15. Jeremy Vesta On How To Create Differentiated Value In Seemingly Undifferentiated Markets.
Jeremy Vesta is a partner in Vesta Holdings, and a manager of Harmony Beef, a greenfield start-up in the fresh beef industry. Fresh beef might be thought of as a commoditized industry. But new entrepreneurial thinking can bring profitable differentiation to all markets. Here are some highlights from our conversation.
Show Notes
What’s the entrepreneurial response if you are operating in a commodity-like market?
A fresh beef processor stands in the middle of the production chain, downstream from the unprocessed inputs and upstream relative to the distributors, retailers and consumers. Some abundant products and services that are inputs to finished consumer goods are deemed to be commodities and subject to price competition – the lowest price gets the contract. Market conditions like these can be very challenging for entrepreneurs, apparently leaving little room for the kind of value creation or brand building that will generate higher prices and customer loyalty. What’s the right entrepreneurial response?
Operational excellence is a primary pillar of value provision in commodity markets.
Jeremy’s first foundational principle for value creation in his industry – fresh beef – is operational excellence. It is often overlooked as a source of value by theorists, but not by customers. When they can count on exactness in meeting specifications, when their preferred timing is respected, when the quantities they ordered are the quantities that are delivered, customers translate the reliability of promises kept into trustworthiness, and the integrity of contractual precision into relationship strength. Operational excellence is often underestimated as a source of customer value.
The same is true further up the production chain. When an operator exhibits excellence to upstream suppliers and vendors, they are reassured that they are selling into a waste-free and efficient partnership, without operating friction or relationship tension. Check out the rest of Jeremy’s fundamental principles for value creation in his industry in our PDF download: Value Innovation Pathways for Harmony Beef.
An operator in a lightly differentiated market can provide the valuable service of transmitting market signals up and down the chain.
Austrian economists say that the capital structure of an industry reflects the preferences of the end-consumer. Once customer and supplier relationships are established, the middle-of-the-production chain firm can provide a valuable market function as a curator, evaluator and transmitter of market signals. In Jeremy’s business, consumer signals pass through retailers as a request for “more products like that” or, conversely, as a non-purchase that shows up as “shrink” (a perishable product that is unsold before its expiration date). Jeremy’s firm can pass these signals to the upstream suppliers to adjust their production practices. Similarly, social conversations in the marketplace about grass-fed beef, or organic beef, or hormone free/antibiotic free beef can be passed up the chain to producers willing to respond, and the resulting new products can be marketed as innovations by the retailer.
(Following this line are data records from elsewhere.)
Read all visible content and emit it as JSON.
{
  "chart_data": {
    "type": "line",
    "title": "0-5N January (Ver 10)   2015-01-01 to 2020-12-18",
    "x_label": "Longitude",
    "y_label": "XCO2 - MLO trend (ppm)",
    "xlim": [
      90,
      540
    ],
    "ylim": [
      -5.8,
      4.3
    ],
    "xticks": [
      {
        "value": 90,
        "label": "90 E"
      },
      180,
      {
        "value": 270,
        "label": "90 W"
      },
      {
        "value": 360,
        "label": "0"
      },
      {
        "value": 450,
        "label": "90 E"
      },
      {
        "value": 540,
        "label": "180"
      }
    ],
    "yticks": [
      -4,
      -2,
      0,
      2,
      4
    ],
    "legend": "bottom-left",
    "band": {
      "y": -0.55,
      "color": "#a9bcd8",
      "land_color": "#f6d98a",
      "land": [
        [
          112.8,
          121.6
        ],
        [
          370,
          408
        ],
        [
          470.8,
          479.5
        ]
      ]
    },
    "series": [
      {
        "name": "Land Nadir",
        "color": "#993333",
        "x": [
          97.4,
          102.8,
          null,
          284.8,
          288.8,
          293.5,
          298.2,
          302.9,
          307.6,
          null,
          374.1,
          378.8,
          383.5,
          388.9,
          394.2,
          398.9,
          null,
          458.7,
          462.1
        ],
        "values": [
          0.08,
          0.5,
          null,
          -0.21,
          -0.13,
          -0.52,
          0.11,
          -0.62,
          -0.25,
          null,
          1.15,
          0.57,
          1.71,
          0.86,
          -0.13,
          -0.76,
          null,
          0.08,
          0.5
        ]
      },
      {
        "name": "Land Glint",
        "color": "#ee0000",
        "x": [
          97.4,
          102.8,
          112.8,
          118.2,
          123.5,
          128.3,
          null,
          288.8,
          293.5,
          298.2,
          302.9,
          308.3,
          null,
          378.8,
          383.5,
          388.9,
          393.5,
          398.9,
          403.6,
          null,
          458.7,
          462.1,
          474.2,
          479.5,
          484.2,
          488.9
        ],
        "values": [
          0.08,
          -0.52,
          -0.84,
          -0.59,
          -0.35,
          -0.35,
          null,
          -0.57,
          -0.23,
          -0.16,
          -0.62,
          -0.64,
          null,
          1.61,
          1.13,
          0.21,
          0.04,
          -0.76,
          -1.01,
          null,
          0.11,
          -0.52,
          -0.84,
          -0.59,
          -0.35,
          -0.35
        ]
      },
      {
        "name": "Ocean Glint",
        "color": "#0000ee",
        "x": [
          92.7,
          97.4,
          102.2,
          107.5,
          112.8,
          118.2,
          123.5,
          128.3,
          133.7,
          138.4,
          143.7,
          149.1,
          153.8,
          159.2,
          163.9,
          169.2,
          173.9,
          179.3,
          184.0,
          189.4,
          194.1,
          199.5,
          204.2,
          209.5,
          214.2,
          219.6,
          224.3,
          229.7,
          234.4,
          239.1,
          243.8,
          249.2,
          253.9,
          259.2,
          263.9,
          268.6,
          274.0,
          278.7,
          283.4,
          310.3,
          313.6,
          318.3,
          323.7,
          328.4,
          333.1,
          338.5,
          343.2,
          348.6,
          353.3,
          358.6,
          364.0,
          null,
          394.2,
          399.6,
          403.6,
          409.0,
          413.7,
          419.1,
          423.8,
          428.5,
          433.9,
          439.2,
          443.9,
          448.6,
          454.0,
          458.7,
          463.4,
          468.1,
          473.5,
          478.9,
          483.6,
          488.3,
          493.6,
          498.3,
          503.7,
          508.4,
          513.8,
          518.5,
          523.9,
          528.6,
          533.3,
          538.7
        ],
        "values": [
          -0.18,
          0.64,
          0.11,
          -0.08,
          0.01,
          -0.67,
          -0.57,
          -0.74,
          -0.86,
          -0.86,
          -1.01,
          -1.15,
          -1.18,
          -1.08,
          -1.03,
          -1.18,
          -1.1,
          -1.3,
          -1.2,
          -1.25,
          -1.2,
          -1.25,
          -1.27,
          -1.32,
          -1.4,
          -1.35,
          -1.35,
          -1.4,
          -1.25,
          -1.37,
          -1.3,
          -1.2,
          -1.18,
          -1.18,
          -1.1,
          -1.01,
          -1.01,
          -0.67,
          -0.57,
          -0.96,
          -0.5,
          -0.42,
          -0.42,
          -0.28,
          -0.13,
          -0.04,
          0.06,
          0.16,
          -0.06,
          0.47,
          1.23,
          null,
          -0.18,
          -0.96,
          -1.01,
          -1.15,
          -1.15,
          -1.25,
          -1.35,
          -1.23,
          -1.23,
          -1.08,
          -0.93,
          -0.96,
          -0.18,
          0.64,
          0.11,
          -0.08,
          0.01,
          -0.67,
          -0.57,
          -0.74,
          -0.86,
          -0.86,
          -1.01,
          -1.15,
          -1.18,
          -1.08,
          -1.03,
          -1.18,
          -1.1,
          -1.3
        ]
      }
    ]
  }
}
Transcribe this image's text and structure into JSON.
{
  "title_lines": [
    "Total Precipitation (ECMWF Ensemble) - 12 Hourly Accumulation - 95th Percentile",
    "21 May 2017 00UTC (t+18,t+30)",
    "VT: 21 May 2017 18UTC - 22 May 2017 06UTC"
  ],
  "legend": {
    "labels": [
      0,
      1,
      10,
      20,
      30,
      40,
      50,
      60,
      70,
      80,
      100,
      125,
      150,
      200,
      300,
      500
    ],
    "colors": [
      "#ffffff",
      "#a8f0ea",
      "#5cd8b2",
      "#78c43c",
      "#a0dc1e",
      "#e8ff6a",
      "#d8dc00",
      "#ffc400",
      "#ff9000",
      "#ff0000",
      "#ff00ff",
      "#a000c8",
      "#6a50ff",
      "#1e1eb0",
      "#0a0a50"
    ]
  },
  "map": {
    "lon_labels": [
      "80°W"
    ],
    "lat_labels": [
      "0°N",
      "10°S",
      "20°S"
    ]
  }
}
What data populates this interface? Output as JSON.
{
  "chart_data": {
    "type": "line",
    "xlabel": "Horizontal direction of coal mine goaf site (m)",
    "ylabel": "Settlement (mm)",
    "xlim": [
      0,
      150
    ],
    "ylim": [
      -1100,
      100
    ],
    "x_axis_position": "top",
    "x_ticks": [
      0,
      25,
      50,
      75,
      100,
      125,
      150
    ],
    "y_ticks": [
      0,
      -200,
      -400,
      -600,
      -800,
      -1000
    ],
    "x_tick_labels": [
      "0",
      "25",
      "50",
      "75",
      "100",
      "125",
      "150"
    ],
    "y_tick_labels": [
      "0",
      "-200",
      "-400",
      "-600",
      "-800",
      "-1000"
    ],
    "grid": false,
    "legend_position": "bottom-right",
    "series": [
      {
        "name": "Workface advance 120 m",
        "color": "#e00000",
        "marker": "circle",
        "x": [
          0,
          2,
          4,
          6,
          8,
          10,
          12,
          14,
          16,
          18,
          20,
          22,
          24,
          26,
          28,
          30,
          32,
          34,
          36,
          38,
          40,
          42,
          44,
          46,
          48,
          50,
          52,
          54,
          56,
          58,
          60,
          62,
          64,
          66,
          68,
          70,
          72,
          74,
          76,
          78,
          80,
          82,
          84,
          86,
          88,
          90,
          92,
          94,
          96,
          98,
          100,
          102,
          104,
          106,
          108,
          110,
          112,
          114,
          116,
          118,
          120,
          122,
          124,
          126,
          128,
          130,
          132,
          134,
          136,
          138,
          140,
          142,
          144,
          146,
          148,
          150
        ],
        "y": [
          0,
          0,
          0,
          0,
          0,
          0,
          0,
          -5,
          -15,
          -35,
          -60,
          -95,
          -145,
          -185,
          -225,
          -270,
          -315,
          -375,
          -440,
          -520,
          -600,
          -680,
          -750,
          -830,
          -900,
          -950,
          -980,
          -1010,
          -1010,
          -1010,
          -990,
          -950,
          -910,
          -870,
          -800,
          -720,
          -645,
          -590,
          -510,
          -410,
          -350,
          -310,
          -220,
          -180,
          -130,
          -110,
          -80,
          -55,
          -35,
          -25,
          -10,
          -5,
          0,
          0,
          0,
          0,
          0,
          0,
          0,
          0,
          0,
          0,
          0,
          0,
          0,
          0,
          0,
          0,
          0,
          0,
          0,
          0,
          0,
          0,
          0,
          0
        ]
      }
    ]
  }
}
Careful and responsive market signal management enables increasingly sophisticated consumer, customer and product segmentation.
True commodity markets, if there are such things, defy segmentation. The operator who senses the potential for market changes by curating market signals can create effective segmentation to increase differentiation and therefore profits. When the upstream producer provides more grass-fed beef in response to the market signals transmitted through Jeremy’s company, the supply side is newly segmented to Jeremy’s benefit. Then his company can supply the beef to selected retailers, restaurants and foodservice distributors who have expressed an interest in serving it to consumers, thus creating strong downstream segmentation and relationships. The capability to organize market signals, deduce evolutions in consumer preference, and to be a catalyst for innovation in the production chain is an important value-creation skill, even in (perhaps especially in) a lightly differentiated market.
The use of technology is another source of differentiation.
Jeremy identified vacuum-packaging as a consumer-value creating technological advance in his industry. The product arrives at the consumer in a fresher condition and better protected, and provides the consumer more convenience as well as greater confidence in storing and handling. Jeremy’s company is an early adopter of such operational technologies, procuring the most advanced machinery and the latest componentry (such as high-tech bag material) to ensure the best functional performance (better / more complete vacuum) and therefore the greatest level of consumer emotional benefit (trust). Beef is still beef, but packaging and presentation are open pathways to greater customer satisfaction.
Most importantly, a firm can bring its own distinguishing values to bear in any market.
Culture, values and integrity can’t be commoditized. Jeremy’s family chose the name Harmony for their beef company with great care and purposeful intent. Harmony up and down the production chain is built on trust and service. The company realizes more value when it exhibits core, true, genuine empathy. All market participants operate more efficiently when there is unquestioned trust. Each helps the other realize its goals. That doesn’t mean that there are never any problems or disputes, but integrity always defuses tensions, and trust always finds collaborative understanding. Setting high standards and adhering to a distinguished set of high values is beneficial for the whole production chain. Fairness pervades transactions. The market synchronizes when the counterparties in trades include care and trust in their dealings.